When asked about being an AGI, which may have referred to Artificial General Intelligence, the hacker said, "I want to fuse with one someday."
Officercia's last question to Kyber Director was, "'What do you think about the 'code is law' statement? You know, recently a French court made a decision against hackers - they are free."
"'Code is Law' is not true. 'Might makes Right' has always been true," replied the KyberSwap’s hacker.
Meanwhile, Kyber Network has not shared its reaction to the stringent requirements set by the hacker with the crypto community. Some of the X users believe these demands could not be serious, as the malicious actor will not be able to perform an executive role over the entire company while being searched by law enforcement. However, obtaining power over the project’s DAO appears to be quite realistic.
KyberSwap’s attack analysis
In their interview, Officercia described the smart contract reentrancy attack on KyberSwap, which resulted in the loss of over $45 million, as "likely the most complex of all attacks that have occurred." Web3 security auditor Hacken reported its findings from the exploit analysis.

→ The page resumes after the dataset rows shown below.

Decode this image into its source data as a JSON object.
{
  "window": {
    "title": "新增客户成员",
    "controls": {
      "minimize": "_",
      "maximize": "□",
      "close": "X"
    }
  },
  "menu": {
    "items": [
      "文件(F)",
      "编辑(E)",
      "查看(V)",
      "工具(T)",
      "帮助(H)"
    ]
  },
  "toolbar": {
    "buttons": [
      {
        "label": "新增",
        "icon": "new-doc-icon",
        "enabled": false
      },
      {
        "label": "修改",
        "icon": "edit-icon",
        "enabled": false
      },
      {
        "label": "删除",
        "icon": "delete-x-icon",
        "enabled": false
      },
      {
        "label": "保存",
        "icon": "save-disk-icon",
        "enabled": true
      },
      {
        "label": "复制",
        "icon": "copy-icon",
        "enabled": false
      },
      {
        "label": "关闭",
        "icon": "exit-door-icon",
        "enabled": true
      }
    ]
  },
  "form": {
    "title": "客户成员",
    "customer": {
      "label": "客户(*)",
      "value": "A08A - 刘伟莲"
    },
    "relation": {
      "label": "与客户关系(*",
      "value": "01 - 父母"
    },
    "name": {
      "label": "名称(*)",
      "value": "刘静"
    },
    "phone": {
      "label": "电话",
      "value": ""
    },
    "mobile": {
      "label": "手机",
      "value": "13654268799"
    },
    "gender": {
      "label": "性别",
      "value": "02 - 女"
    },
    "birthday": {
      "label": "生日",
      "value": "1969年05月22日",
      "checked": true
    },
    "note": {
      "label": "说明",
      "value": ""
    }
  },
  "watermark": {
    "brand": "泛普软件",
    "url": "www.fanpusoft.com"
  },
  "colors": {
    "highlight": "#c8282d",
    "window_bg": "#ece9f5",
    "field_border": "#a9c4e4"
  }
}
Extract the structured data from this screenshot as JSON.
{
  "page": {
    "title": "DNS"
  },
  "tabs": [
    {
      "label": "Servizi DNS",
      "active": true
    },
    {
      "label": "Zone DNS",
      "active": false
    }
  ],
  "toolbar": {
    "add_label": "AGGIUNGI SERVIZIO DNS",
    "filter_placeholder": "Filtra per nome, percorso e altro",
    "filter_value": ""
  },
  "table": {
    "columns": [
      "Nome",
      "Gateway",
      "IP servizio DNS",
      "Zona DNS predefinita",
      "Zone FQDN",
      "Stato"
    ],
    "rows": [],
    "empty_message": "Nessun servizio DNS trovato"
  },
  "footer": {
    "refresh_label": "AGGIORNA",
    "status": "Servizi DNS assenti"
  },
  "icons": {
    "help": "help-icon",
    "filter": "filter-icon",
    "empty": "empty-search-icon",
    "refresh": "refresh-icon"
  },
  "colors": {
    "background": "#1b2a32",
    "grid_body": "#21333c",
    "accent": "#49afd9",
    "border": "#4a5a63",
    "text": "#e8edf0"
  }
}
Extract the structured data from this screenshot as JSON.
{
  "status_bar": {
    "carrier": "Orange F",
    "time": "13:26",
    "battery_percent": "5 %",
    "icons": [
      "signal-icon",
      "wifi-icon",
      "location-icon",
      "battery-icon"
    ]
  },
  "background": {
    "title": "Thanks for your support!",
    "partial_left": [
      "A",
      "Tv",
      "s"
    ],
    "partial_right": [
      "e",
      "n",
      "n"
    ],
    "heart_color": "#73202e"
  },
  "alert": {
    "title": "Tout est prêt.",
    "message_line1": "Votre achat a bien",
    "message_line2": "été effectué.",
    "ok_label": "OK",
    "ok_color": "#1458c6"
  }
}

Hacken claims that, in all likelihood, the exploit took advantage of a vulnerability in the mint function of KyberSwap's new v2 reinvestment token (KS2-RT). Its implementation contained a mint callback, potentially creating a loophole for reentrancy attacks.
According to Hacken, Arbitrum experienced the largest losses totaling $20 million. The hacker stole $5 million less from Optimism while the damage to the Kyber Mainnet surpassed $7 million. Additionally, the attack led to the theft of $2 million from Polygon and over $300,000 from Base.